Centre intellectuel où Geoffroy exerça comme chanoine pendant de nombreuses années. C'est là qu'il rédigea ses grandes œuvres et côtoya Walter, archidiacre d'Oxford, à qui il attribua fictivement la remise du légendaire « livre breton ».
Selon l'Historia, c'est dans ce château inaccessible que Merlin permit à Uther Pendragon de concevoir Arthur. Ce lieu réel de la côte cornouaillaise est devenu, grâce à Geoffroy, le berceau mythique du roi Arthur — un site de pèlerinage arthurien encore visité aujourd'hui.

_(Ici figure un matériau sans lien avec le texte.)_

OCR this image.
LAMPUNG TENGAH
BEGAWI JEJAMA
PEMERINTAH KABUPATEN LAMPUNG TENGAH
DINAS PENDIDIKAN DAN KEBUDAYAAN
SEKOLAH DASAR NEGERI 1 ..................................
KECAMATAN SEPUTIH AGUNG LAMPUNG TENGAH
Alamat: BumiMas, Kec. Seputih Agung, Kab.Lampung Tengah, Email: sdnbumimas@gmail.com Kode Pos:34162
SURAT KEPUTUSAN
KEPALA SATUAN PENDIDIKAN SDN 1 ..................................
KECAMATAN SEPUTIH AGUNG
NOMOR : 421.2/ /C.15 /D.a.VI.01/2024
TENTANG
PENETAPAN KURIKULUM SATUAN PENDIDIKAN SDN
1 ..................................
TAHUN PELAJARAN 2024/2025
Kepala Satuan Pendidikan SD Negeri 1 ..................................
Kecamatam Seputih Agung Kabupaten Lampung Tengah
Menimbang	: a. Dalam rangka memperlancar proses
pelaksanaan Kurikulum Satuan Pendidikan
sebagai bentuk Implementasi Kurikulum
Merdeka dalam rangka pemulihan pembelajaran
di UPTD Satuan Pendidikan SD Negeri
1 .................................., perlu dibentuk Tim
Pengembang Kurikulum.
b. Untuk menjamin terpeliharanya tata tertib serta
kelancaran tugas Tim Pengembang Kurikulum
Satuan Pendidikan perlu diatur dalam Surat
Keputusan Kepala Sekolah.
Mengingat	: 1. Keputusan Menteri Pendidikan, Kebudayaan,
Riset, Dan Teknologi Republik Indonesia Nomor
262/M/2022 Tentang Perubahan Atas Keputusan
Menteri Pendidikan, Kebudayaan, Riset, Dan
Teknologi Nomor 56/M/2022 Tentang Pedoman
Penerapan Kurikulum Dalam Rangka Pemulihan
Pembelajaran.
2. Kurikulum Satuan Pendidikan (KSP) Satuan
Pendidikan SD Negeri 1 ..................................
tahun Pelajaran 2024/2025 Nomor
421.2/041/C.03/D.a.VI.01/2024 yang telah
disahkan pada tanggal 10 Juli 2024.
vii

Ancienne ville romaine que Geoffroy choisit comme Camelot avant la lettre — la cour fastueuse du roi Arthur, lieu de tournois et de chevalerie. Ce choix d'une cité romaine réelle ancrait la légende arthurienne dans une géographie crédible.
Abbaye associée depuis Geoffroy à l'île d'Avalon, où Arthur est emmené après sa dernière bataille. En 1191, les moines de Glastonbury prétendirent avoir retrouvé le tombeau d'Arthur, exploitation directe du mythe que Geoffroy avait semé cinquante ans plus tôt.
Siège épiscopal auquel Geoffroy fut nommé en 1152, quelques années avant sa mort. Cette ville galloise marque l'ultime étape d'une carrière ecclésiastique menée à l'ombre des livres et des légendes.